No obstante, visto que el año terminaba y el dinero no aparecía, el Ministerio de Cultura escenificó hace unos días el prorrateo al jactarse en un comunicado de haber liquidado el 87% de la deuda con los productores: “Con esta cuantía [32,5 millones], se pagará el 87% del importe máximo que cada película pudiera percibir, según la horquilla económica que presentan los diversos requisitos de estas convocatorias”.

A vueltas con las subvenciones

Otro de los temas tratados esta semana por los productores y el ICAA tiene que ver también con las subvenciones, pero no con su financiación, sino con sus modalidades. A mitad del año que viene cambiará el sistema de ayudas públicas. Ahora mismo hay dos grandes tipos de subvenciones a la producción de películas: amortización (que se cobra en función del resultado en taquilla y que representa el grueso de las ayudas) y proyecto (centradas en el cine independiente y previas a los rodajes). Pues bien, en unos meses desaparecerán las ayudas a la amortización y se otorgarán únicamente ayudas a proyecto (aún no está claro si se dividirán o no por tipo de proyecto).
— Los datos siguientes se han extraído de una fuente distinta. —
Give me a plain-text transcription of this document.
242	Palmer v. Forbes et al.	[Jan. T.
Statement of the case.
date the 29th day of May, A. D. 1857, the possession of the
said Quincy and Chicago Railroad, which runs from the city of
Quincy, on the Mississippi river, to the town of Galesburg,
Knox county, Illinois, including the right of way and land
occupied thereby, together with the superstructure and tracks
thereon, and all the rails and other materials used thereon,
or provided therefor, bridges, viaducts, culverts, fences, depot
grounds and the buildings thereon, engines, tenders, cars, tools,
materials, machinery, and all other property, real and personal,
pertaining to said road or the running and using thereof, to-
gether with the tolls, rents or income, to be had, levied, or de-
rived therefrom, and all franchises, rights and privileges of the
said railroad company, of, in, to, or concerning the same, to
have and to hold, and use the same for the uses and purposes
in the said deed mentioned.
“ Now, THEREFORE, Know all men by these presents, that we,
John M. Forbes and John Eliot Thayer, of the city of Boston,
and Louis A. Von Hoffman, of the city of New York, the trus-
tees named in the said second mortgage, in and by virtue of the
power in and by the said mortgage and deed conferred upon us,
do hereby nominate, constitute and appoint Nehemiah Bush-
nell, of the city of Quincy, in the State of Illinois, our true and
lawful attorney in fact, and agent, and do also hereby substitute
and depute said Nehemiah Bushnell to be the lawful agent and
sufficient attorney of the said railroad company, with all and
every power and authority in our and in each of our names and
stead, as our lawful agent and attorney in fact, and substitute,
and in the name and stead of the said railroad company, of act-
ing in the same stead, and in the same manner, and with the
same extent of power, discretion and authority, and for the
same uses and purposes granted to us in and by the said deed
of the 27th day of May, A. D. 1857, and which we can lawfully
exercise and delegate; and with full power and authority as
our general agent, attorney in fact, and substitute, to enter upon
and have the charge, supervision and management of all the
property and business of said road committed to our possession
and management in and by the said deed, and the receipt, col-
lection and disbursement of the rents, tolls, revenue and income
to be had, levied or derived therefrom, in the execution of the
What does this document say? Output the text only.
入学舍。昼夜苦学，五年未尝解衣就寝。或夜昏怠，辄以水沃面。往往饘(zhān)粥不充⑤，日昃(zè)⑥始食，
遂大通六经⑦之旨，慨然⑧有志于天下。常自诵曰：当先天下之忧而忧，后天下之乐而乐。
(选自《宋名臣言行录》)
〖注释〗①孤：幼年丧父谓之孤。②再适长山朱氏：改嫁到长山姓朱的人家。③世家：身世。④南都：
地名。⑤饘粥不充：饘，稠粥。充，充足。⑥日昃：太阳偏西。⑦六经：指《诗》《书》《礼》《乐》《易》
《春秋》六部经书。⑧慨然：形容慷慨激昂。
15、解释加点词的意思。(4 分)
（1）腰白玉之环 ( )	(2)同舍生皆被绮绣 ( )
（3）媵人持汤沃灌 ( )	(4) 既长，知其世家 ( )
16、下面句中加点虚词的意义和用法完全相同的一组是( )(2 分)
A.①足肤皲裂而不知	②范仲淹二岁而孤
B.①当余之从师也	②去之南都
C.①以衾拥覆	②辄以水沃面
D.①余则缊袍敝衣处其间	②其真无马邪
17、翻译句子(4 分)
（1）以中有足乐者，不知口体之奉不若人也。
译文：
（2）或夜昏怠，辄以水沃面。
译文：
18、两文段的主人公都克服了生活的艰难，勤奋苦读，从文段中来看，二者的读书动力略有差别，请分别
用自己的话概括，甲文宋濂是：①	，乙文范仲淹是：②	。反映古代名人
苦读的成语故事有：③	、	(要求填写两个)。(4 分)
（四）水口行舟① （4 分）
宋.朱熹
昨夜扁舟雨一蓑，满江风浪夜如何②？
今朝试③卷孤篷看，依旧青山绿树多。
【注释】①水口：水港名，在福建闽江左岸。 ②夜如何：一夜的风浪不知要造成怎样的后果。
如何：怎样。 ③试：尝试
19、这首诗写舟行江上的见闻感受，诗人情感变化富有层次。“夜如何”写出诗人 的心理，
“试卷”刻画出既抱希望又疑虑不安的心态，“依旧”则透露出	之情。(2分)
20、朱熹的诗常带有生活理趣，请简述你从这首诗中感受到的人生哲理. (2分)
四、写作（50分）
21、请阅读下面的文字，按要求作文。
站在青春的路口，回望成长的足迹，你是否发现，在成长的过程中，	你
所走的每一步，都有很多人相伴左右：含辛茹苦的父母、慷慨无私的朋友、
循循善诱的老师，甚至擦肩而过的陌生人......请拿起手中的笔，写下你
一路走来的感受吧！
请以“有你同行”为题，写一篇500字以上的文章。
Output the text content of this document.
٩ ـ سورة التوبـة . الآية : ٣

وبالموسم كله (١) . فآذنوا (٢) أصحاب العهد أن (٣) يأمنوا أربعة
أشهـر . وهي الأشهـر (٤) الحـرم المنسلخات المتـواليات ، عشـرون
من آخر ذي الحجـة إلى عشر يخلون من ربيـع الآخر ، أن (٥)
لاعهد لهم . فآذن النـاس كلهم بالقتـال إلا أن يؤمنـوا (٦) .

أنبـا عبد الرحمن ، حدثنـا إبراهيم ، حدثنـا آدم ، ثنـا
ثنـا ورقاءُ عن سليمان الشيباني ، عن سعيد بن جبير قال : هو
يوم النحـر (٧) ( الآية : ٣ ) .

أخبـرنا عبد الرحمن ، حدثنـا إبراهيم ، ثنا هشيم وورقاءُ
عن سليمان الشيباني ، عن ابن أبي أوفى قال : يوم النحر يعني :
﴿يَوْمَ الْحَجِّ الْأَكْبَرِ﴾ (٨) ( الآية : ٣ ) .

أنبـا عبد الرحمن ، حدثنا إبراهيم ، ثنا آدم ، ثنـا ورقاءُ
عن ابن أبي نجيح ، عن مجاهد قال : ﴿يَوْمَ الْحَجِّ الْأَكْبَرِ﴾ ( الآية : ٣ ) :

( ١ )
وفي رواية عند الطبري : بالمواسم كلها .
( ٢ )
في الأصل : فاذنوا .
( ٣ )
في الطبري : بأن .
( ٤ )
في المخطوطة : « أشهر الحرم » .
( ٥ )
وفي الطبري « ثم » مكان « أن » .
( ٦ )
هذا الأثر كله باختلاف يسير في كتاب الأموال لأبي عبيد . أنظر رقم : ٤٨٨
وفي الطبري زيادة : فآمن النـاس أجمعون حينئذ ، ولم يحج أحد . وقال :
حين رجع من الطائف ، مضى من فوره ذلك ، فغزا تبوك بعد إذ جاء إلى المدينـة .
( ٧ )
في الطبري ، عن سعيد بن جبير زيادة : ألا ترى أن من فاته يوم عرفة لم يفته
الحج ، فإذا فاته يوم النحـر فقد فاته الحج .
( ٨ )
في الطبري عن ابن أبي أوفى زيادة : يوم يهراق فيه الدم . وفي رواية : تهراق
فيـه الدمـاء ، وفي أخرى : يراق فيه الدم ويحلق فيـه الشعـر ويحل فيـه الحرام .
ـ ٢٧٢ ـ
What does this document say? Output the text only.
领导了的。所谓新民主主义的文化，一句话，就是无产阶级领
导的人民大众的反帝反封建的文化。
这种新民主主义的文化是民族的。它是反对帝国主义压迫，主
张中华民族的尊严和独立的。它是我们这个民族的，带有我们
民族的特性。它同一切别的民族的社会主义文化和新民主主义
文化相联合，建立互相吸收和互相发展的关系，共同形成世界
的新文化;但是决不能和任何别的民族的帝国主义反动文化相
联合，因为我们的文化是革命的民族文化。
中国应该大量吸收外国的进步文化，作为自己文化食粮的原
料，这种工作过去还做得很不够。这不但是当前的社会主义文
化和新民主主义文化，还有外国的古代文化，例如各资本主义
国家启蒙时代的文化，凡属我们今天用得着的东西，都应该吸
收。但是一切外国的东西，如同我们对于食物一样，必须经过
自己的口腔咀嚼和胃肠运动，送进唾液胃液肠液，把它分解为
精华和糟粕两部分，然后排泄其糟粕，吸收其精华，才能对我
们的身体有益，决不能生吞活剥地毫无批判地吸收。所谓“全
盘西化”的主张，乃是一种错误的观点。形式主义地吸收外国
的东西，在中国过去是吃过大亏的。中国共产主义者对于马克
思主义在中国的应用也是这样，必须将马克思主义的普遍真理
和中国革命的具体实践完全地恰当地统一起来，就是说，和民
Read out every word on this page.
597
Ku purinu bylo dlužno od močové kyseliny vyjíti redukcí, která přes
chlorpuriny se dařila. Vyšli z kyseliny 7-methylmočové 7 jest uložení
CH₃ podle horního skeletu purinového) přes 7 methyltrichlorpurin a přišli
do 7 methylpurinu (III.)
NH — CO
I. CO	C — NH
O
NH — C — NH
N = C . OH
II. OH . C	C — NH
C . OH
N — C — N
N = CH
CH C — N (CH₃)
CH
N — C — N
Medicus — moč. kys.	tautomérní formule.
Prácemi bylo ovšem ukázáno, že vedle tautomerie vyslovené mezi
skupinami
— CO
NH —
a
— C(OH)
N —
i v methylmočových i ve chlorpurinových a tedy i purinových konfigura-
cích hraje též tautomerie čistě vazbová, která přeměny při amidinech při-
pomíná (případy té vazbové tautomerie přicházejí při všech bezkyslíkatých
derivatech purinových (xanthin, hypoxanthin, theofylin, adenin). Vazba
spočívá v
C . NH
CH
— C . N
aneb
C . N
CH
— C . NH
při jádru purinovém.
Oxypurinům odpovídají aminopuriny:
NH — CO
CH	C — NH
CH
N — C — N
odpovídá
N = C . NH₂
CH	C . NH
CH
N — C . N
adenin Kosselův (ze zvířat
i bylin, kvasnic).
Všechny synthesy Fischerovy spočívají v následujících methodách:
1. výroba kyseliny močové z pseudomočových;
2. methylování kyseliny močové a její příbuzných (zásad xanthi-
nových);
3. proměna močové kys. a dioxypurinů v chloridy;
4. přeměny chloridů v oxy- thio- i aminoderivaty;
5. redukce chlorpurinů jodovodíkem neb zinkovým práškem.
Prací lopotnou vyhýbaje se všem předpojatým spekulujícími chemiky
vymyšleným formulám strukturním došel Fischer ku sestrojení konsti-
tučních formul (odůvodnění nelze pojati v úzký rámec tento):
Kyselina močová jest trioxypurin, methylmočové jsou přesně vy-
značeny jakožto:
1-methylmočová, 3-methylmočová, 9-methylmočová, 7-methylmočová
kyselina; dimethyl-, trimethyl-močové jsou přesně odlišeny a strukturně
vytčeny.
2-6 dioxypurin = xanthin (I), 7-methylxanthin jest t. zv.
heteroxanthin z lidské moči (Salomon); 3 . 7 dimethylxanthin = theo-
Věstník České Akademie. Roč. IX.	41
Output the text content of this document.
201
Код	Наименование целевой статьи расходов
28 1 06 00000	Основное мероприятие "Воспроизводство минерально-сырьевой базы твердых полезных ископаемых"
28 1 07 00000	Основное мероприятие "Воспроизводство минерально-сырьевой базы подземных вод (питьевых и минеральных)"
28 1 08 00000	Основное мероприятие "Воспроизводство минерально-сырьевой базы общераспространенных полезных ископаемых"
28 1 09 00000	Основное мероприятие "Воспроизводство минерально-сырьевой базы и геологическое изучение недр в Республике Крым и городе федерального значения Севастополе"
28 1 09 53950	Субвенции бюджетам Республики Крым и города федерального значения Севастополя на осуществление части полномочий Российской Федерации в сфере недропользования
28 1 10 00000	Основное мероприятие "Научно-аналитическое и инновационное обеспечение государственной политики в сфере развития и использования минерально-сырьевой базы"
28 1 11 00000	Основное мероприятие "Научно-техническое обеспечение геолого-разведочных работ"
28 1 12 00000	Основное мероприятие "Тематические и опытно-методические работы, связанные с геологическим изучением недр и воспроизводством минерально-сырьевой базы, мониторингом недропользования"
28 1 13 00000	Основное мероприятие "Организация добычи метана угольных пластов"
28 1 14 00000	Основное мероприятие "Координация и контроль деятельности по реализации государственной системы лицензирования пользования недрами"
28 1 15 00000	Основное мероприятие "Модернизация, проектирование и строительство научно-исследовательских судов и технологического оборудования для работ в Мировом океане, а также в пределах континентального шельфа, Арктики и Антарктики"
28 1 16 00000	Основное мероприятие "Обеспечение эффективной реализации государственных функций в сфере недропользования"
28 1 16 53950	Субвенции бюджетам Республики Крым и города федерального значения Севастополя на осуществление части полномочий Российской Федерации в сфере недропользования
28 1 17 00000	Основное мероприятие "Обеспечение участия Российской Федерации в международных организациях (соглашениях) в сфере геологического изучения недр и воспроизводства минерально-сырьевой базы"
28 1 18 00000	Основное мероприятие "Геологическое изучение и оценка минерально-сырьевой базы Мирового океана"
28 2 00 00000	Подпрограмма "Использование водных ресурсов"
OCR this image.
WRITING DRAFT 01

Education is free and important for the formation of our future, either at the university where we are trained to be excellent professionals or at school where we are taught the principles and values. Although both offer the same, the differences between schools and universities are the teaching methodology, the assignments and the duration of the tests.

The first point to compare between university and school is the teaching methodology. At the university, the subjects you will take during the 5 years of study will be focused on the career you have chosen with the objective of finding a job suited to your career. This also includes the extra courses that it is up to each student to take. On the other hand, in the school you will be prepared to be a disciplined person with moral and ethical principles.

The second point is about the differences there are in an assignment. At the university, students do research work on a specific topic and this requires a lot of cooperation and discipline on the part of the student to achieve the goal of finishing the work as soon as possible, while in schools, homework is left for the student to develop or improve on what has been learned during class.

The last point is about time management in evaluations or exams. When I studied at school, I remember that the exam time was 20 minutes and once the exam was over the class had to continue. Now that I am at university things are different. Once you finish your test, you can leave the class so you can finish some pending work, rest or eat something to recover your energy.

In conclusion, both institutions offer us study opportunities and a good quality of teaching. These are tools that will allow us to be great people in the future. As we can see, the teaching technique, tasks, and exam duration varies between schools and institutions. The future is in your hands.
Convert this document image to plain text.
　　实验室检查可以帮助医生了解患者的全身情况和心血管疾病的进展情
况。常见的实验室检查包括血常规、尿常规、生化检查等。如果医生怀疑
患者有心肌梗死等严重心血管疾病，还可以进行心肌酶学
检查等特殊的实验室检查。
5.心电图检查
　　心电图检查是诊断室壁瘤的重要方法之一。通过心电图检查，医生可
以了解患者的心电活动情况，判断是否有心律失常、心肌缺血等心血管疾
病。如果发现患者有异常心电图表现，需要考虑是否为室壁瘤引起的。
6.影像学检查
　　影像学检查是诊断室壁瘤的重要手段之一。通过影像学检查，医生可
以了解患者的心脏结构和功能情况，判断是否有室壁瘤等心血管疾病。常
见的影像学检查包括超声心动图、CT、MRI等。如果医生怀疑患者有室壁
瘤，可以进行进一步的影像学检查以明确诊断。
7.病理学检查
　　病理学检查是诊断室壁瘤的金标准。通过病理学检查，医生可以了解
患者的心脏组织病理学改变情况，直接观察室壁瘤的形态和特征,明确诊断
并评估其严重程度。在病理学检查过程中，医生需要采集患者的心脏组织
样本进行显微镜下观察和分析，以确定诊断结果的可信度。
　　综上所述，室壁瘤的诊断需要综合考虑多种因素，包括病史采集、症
Colom habla de montar un sistema "riguroso" que evite las "aventuras" y las "picarescas". Traducimos picarescas: no es ningún secreto que, pese a basarse en un criterio tan objetivo como los resultados en taquilla, las ayudas a la amortización tenían agujeros legales; de la creación de productoras fantasma a la autocompra de entradas para alcanzar el mínimo exigido en taquilla. "Esa posibilidad desaparecerá con el nuevo modelo, que no tendrá en cuenta las entradas vendidas", zanja Colom.